US Pharm.
2008;33(5):90.
Recent changes in federal law regarding the stocking of pseudoephedrine
products may present unforeseen communication errors between prescribers and
pharmacies. Health care practitioners must remember to educate consumers who
may be suffering from a case of "separation anxiety," as illustrated by the
following cases reported to the Institute for Safe Medication Practices (ISMP).
A patient went to her local pharmacy and selected what she thought was Sudafed
from the shelf. She took two tablets of the medication, which was consistent
with her usual dose. Later, she realized the active ingredient was
phenylephrine, not pseudoephedrine, and that the dose she should have taken
was one tablet (10 mg) instead of two. The patient had accidentally purchased
Sudafed PE, not recognizing that the active ingredient differed from Sudafed.
A family bought Sudafed PE and took two tablets twice a day for three or four
days, thinking that the active ingredient was pseudoephedrine. Afterwards,
family members started having headaches and became nauseous. About a week
later, one of the family members decided to pick up another box of Sudafed.

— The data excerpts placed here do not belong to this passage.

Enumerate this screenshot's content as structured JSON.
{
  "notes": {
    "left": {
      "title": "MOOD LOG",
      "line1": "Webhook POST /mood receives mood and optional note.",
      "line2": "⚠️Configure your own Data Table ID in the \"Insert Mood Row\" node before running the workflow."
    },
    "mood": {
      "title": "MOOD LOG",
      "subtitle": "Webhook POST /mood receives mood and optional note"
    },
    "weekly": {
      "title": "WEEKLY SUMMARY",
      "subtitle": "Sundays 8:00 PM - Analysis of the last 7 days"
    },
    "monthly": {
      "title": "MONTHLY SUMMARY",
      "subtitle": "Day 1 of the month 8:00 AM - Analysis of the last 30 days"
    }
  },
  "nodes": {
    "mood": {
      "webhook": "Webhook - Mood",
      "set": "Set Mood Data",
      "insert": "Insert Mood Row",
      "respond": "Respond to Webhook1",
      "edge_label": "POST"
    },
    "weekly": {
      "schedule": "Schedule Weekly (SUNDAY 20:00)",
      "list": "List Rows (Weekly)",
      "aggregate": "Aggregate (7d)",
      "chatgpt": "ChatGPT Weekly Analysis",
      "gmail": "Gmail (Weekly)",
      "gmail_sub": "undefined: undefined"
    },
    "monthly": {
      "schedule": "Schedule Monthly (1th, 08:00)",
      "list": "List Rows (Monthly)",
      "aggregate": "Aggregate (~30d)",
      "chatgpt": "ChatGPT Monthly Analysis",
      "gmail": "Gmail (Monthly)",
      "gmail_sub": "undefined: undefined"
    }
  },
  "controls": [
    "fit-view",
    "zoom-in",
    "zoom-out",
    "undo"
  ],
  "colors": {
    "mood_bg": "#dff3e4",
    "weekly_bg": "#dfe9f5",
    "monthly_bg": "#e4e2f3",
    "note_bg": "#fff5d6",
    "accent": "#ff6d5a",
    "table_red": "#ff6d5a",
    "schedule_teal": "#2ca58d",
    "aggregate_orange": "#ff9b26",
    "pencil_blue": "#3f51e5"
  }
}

The patient noticed that after the name Sudafed it said "PE," so he turned the
box over to try to figure out the difference.
The difference is that "Sudafed
PE" is not pseudoephedrine at all--it's phenylephrine. The new drug is packaged
in the same color and design as the old Sudafed box. The foil bubble packages
are the same as well, with two tablets per perforated section. "Sudafed"
tablets are 30 mg each and taken two at a time. "Sudafed PE" tablets are 10 mg
each and the adult dose is one tablet. Both are the same color red.
While the Sudafed PE box includes labels on the face of the package that state
"New Formula" and "Does not contain Pseudoephedrine,"
these labels may be missed by consumers since they are smaller than the
prominently displayed brand name and "Nasal Decongestant" on the front of both
packages (see photo). The brand names of the two products themselves differ
only in the addition of the "PE" suffix, which could be interpreted to mean
either pseudoephedrine or p
henylephrine.
Compounding this issue, the layout and red coloring of both products'
packaging are similar, as are the small red tablets contained within the foil
blister packs. Collectively, the similarities in the names (both brand and
active ingredients), packaging, and product appearance may lead to
confirmation bias when consumers who expect to purchase the Sudafed product
they are familiar with are presented with only the Sudafed PE formulation.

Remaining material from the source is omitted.